Have you ever heard Deep Purple’s “Made in Europe”? If so, have you ever paid attention to that shining bright bass lines? If so, they are Glenn Hughes’s. With all due the respect to Roger Glover, but Glenn Hughes is a bass monster. Here is a piece of an interview he gave to Yorkshire Evening Post. Take a look:
“I’ve gone back to simply using a wah-wah, because I’m really dedicated on this tour to the music I performed from 1973 to 1976.
“I don’t know if you remember, but that was the only thing I used, there was none of this fancy stuff. The wah-wah for me is a punctuation of the Glenn thing – there was no other bass player in bass history playing the wah-wah like me.

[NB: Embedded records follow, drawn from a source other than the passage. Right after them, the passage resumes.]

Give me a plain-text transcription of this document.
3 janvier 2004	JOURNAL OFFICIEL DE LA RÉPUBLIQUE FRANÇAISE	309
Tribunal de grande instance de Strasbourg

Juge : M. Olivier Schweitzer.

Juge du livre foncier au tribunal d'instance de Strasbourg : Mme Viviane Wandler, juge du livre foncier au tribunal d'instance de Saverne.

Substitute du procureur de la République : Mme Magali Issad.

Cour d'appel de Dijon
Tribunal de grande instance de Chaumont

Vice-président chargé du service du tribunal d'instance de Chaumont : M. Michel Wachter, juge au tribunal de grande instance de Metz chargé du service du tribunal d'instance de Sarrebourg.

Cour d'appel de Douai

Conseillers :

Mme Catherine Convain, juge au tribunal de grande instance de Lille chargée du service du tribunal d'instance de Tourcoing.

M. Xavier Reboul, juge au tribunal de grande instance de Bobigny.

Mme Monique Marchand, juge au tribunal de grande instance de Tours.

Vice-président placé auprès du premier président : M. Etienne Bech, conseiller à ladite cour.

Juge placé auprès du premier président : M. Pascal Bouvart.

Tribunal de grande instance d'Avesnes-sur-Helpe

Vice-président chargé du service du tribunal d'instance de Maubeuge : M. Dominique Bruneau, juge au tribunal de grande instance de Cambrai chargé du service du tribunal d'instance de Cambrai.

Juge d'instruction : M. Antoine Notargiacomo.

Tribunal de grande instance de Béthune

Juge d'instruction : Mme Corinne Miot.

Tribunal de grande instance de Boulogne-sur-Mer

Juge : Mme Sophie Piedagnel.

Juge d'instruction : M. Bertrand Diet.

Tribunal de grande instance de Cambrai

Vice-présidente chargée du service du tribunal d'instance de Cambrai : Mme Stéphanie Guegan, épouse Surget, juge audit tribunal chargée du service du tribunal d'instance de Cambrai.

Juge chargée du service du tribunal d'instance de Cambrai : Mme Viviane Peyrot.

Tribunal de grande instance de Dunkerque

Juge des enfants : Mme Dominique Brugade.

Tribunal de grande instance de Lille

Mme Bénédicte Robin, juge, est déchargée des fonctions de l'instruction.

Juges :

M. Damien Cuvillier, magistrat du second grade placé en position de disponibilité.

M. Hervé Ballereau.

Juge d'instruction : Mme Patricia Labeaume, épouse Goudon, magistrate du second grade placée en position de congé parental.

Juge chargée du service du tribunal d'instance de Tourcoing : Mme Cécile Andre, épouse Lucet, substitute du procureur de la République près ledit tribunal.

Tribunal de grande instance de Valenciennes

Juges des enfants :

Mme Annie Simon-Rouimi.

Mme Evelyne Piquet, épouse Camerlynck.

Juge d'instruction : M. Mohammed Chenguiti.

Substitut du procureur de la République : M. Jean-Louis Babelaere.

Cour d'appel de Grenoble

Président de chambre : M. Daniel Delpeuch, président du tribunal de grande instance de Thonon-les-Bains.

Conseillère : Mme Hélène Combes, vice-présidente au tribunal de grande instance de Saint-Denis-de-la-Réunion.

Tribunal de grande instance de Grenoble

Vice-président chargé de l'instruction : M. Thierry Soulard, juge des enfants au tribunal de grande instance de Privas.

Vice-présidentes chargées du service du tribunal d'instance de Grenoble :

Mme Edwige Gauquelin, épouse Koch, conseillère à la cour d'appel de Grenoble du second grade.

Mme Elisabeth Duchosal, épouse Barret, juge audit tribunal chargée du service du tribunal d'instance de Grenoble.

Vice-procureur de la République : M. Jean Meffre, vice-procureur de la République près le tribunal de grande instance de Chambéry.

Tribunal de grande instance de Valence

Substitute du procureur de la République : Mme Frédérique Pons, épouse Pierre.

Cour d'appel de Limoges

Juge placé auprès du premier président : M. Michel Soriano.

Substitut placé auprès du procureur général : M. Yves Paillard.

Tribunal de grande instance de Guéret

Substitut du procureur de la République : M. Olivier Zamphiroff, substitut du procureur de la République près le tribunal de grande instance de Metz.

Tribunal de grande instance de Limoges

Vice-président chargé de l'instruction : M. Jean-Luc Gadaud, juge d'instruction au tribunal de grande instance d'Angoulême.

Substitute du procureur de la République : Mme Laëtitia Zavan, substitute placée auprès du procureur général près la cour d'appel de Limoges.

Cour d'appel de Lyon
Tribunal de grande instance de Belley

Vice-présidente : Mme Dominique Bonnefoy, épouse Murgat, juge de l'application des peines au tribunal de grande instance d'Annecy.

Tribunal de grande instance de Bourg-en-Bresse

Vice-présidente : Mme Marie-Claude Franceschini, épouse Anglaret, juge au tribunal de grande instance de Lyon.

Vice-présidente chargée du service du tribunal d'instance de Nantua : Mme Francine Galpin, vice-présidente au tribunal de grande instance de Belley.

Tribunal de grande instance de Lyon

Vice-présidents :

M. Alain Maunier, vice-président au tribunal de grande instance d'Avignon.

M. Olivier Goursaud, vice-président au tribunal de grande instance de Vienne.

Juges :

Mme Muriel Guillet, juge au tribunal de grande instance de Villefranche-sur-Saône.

“I play it like a guitar player would play it and it kind of works in my world, you know! So I think a lot of people are digging that – but I’ve got to dig it first! If I’m digging it, then there’s a chance they’re going to dig it because I’m really meaning it.”
About his soul and funk influences:
“Only because my girlfriend’s brother back in 1966 – I was a runner for him at an all-night disco in Walsall – and he played only R’n’B, Detroit music.
“So here was this 14-year-old kid running and getting him cokes and coffee all night, hearing Sam ‘n’ Dave, Wilson Pickett, Stevie Wonder, and Marvin Gaye, James Brown, and I’m thinking, *puts on West Midlands accent* ‘What’s this music? It ain’t The Beatles, but I like it!’
“So when I started playing music, I was infusing it with that Detroit sound.
“Look, when you’re a musician and you’re 14 years old and you’re listening to R’n’B, there’s a good chance you’re going to infuse that into your style, so while McCartney and Lennon were Little Richard and Bill Haley fans, I’m a different generation and I just brought soul into my music.
“Whereas Paul Rodgers and Robert Plant were more blues guys, I’m a soul guy.”
About the guys he has played during his life:
“Well, hopefully this will make sense to you. About a year ago I made a record with Joe Satriani and [RHCP drummer] Chad Smith, my best friend.
“Now we’re playing in the studio, and I’m playing with these two dudes and I’m thinking, ‘These are my buddies – and we’re making a racket in here, we’re making a great racket.’
“And Joe and I have been talking about doing something with my vocals. So you know it would be fun to do something with Chad and Joe as a trio, with me singing too.
“I could talk about the likes of Jeff Beck and this guy and this guy, but it’ll never happen, so I prefer to think of something that may happen and try to give someone a little bit of encouragement.
“I like to play with other people who are loving and nurturing. If people aren’t on the path I’m on, well then I won’t be there. Satriani and Chad are right where I’m at.
“So if I can have breakfast with somebody and look them in the eye over a cup of coffee, then we’re on!”